Posts que circulam nas redes sociais sugerem que parlamentares e ministros do Supremo Tribunal Federal (STF) estariam isentos da imunização contra a Covid-19. A afirmação é falsa.

“Você sabia que Judiciário e Legislativo não são obrigados a se vacinar?”, diz o texto sobreposto à peça de desinformação.

O conteúdo falso distorce duas normas internas para o retorno a atividades presenciais na Câmara dos Deputados e no STF. Além disso, cita uma medida cautelar que não existe sobre o regimento interno do Conselho Nacional de Justiça (CNJ) para embasar a informação falsa.

Conteúdo enganoso compartilhado nas redes sociais (Foto: Facebook/Reprodução)
Conteúdo enganoso compartilhado nas redes sociais (Foto: Facebook/Reprodução)

É citado o artigo 24-E do ato 208, de outubro de 2021. De acordo com o texto, parlamentares e servidores com acesso aos plenários devem comprovar a imunização contra a Covid-19, mas também permite a apresentação de laudo laboratorial que comprove a imunização.

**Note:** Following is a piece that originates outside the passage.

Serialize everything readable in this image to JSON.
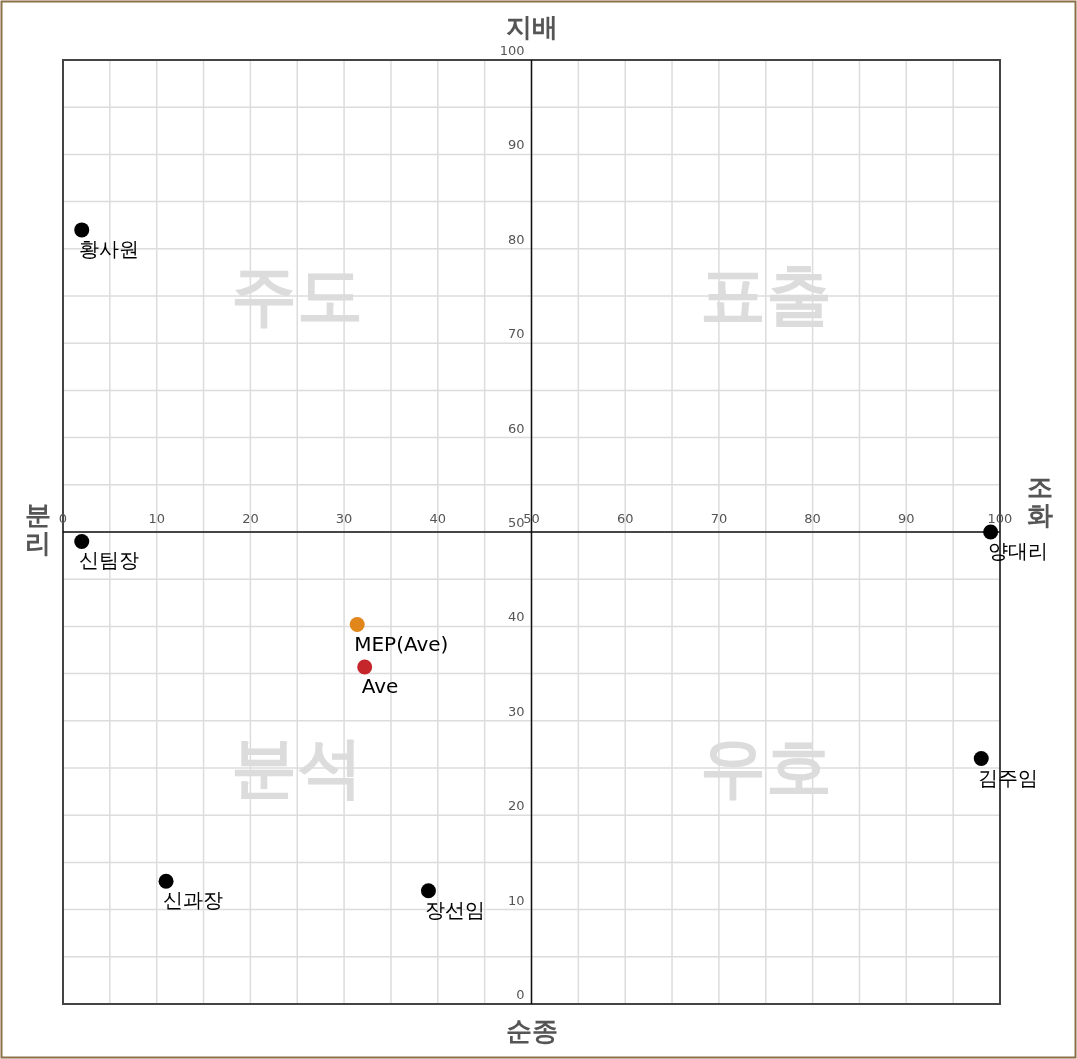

Esse laudo pode incluir teste de anticorpos ou exame RT-PCR negativo. “Os parlamentares deverão comprovar a imunização contra o coronavírus (COVID-19) enviando o respectivo cartão de vacinação à Primeira Secretaria.No caso de parlamentares ou servidores com acesso aos plenários, a exigência de comprovante de vacinação contra o coronavírus (COVID-19) poderá ser substituída por laudo laboratorial que, a critério da Primeira Secretaria, comprove a imunização”, diz o texto.

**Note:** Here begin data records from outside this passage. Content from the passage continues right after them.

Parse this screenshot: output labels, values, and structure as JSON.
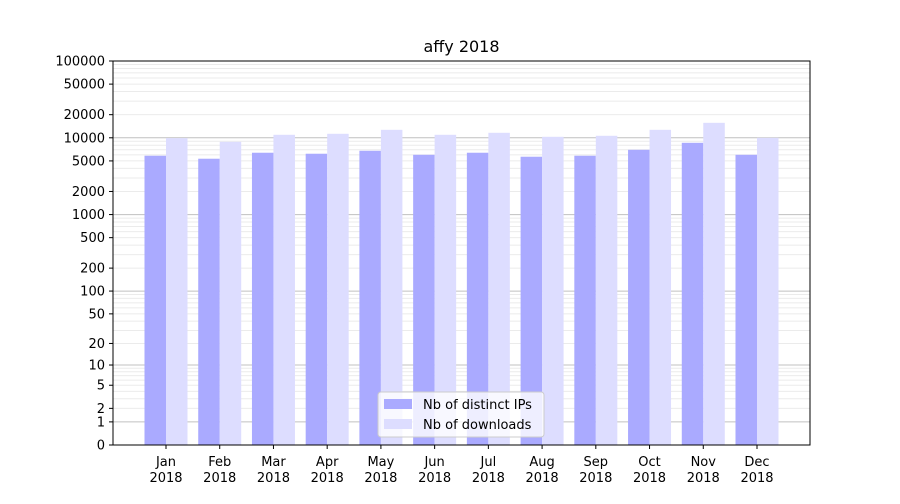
{
  "chart_data": {
    "type": "bar",
    "title": "affy 2018",
    "xlabel": "",
    "ylabel": "",
    "yscale": "log (value+1)",
    "ylim": [
      0,
      100000
    ],
    "yticks": [
      0,
      1,
      2,
      5,
      10,
      20,
      50,
      100,
      200,
      500,
      1000,
      2000,
      5000,
      10000,
      20000,
      50000,
      100000
    ],
    "categories": [
      [
        "Jan",
        "2018"
      ],
      [
        "Feb",
        "2018"
      ],
      [
        "Mar",
        "2018"
      ],
      [
        "Apr",
        "2018"
      ],
      [
        "May",
        "2018"
      ],
      [
        "Jun",
        "2018"
      ],
      [
        "Jul",
        "2018"
      ],
      [
        "Aug",
        "2018"
      ],
      [
        "Sep",
        "2018"
      ],
      [
        "Oct",
        "2018"
      ],
      [
        "Nov",
        "2018"
      ],
      [
        "Dec",
        "2018"
      ]
    ],
    "series": [
      {
        "name": "Nb of distinct IPs",
        "color": "#aaaaff",
        "values": [
          5840,
          5340,
          6390,
          6200,
          6780,
          6010,
          6390,
          5670,
          5840,
          6980,
          8610,
          6010
        ]
      },
      {
        "name": "Nb of downloads",
        "color": "#ddddff",
        "values": [
          9900,
          8870,
          10940,
          11270,
          12700,
          10940,
          11620,
          10300,
          10620,
          12700,
          15670,
          10000
        ]
      }
    ],
    "grid": true,
    "legend": "bottom-center"
  }
}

Ainda de acordo com o post enganoso, estaria vigente uma medida cautelar do Regimento Interno do CNJ que supostamente permitiria a desembargadores não se imunizarem contra a Covid-19. Tal artigo tampouco existe.

A Resolução 748 também é citada na peça de desinformação. O texto estabelece medidas e orientações para o retorno das atividades presenciais na Corte. Entre as exigências, é solicitado o certificado de vacinação emitido pelo aplicativo ConecteSUS, do Ministério da Saúde. Contudo, os não vacinados podem também mostrar o resultado negativo do teste contra o novo coronavírus feito até 72 horas antes. Não existe nenhum artigo que determine regras diferentes para os ministros do STF.

Peça de desinformação com conteúdo semelhante foi desmentido pelo Yahoo! Notícias.